II.1. PRINCIPES DU DÉROULAGE


La grande différence qui existe entre les procédés d’usinage conventionnels et le déroulage réside dans l’utilisation postérieure du copeau. En effet, dans les procédés de mise en forme conventionnels, nous éliminons un copeau pour obtenir une forme déterminée qui sera le produit. Nous recherchons alors à évacuer ce copeau le plus rapidement possible en assurant une brisure régulière, ANDREASON et De CHIFFRE [2].Les copeaux très longs peuvent perturber la coupe en s’enroulant autour de l’outil ou de la pièce à usiner.

Dans le cas du déroulage, le copeau constitue le produit appelé placage. A ce titre, nous recherchons à obtenir un placage le plus continu possible. Ainsi, la forme des outils est bien distincte de celles couramment employées dans le travail des métaux et même du bois. L’outil servant à couper le bois est appelé couteau. Il est doté d’un angle de bec, b, très faible (19° à 23°). Ce biseau très aigu est, de fait, très flexible en pointe comme on le verra par la suite.

Pour consolider la pointe de l’outil, il est possible de créer un micro biseau soit sur la face d’attaque (NAGAI et al. [33]), soit sur la face de dépouille (NAGAI et al. [34]). Cette consolidation permet d’augmenter la durée de vie de l’arête surtout vis-à-vis de la coupe de nœuds. D’autres améliorations, comme le dépôt de couches protectrices, ont été apportées au couteau dans le but, là encore, d’augmenter sa durée de vie (KATO [20]).


figure 2 : Géométrie du déroulage

A partir de 1840, les dérouleuses se sont équipées d’un outil appelé barre de pression pour le déroulage de certaines essences de bois en certaines épaisseurs de placage, KOLLMANN et al. [24]. Le rôle de cette barre est de limiter la fissuration cyclique qui apparaît dans le déroulage en fortes épaisseurs. Depuis son apparition, de nombreuses études ont été et sont encore menées pour optimiser son efficacité.

Il existe principalement deux types de barres de pression : les barres angulaires et les barres à rouleaux (apparues vers 1925). Les barres de pression angulaires sont caractérisées par l’angle d’entrée (e) compris entre 0° et 20 °, l’angle de bec de la barre (b) compris entre 74° et 78°, et éventuellement un angle de sortie (s) compris entre 30° et 90°. Généralement, l’affûtage de la barre comporte un angle d’entrée de 15° et un angle de bec entre 74° et 78°. Ce réglage donne un placage de bonne qualité (continu, d’épaisseur constante et de faible rugosité) dans la majorité des déroulages (LUTZ [26], MOVASSAGHI [32].

Le choix du type de barre de pression porte sur la conformation du champ de contrainte que l’on doit générer à l’avant de l’arête du couteau pour obtenir un placage de bonne qualité (SUGIYAMA [41]).

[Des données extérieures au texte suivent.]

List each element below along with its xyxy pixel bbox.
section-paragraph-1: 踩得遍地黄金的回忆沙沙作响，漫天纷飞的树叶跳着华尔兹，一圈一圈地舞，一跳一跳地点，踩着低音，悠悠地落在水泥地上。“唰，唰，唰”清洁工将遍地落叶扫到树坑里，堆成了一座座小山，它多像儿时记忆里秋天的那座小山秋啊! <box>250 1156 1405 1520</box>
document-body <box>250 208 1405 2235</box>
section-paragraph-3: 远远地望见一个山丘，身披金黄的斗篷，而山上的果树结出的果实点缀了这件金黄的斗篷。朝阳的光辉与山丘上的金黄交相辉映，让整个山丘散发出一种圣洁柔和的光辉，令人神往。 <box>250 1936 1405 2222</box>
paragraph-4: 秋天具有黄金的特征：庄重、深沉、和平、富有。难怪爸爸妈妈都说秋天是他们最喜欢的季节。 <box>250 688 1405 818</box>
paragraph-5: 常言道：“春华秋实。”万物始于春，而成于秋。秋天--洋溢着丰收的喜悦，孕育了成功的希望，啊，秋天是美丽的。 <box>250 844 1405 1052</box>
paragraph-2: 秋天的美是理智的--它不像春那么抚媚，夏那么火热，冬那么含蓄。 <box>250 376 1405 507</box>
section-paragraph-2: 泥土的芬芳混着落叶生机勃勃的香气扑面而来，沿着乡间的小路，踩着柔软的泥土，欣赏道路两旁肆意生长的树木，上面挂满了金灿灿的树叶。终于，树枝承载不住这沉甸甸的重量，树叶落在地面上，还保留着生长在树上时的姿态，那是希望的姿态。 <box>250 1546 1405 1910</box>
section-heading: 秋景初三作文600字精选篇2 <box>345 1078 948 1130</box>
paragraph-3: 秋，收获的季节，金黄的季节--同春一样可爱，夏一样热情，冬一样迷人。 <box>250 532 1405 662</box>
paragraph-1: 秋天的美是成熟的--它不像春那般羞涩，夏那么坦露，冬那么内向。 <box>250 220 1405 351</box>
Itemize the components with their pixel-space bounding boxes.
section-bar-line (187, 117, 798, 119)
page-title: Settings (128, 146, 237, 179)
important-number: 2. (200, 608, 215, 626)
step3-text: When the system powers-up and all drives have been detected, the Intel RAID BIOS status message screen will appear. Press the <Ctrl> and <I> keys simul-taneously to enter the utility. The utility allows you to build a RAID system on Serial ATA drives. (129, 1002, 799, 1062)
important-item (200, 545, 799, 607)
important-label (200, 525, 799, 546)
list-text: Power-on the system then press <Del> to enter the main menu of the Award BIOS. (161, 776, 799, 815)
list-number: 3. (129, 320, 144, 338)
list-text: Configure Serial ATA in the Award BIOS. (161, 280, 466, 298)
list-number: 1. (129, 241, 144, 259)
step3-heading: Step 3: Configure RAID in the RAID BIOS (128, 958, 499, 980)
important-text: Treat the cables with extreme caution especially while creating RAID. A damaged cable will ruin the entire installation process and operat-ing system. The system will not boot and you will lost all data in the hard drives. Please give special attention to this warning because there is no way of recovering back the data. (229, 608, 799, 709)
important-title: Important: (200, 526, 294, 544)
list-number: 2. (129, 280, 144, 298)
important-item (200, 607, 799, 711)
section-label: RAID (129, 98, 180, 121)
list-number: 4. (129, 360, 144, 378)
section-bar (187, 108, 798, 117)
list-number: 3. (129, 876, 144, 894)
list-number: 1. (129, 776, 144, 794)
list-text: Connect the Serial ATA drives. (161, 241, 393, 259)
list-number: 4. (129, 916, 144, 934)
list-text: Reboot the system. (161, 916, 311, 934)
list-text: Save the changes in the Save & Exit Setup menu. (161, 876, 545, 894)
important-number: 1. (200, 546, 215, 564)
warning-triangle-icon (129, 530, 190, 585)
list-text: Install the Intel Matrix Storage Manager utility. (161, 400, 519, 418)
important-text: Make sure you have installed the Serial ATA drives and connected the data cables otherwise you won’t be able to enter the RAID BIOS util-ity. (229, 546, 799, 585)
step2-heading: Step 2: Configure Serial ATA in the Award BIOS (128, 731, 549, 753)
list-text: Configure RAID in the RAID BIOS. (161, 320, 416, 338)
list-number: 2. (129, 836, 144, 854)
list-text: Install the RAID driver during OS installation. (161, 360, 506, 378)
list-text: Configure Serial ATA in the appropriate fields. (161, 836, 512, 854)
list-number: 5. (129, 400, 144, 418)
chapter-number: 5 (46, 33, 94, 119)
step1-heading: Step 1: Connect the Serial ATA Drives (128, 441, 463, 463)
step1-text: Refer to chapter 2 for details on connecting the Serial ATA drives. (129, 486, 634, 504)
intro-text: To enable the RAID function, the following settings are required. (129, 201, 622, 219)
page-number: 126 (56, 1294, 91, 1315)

Le positionnement de la barre par rapport au couteau peut se faire à géométrie constante (static bar : cote h constante) ou à pression constante (floating bar). Cette dernière technique est plus récente et permet un meilleur contrôle du champ de contraintes appliquées. Il a été montré, par une étude portant sur le réglage de la pression de la barre angulaire mobile, que cette technique améliorait la qualité du placage du point de vue de sa rugosité (KOBAYASHI et al. [23], NAGAI et al. [36]). Par la suite, une nouvelle étude portant sur le réglage optimum de l’avance de la barre (v) par rapport à l’arête du couteau a montré qu’il existait bien un optimum aussi bien pour la barre angulaire que pour la barre à rouleau (BAKAR et al. [3]). Enfin, une étude portant sur les barres flottantes à rouleau a montré que le diamètre du rouleau n’influençait pas la rugosité du placage obtenu ni la variation de son épaisseur au cours du déroulage (BAKAR et al. [4]).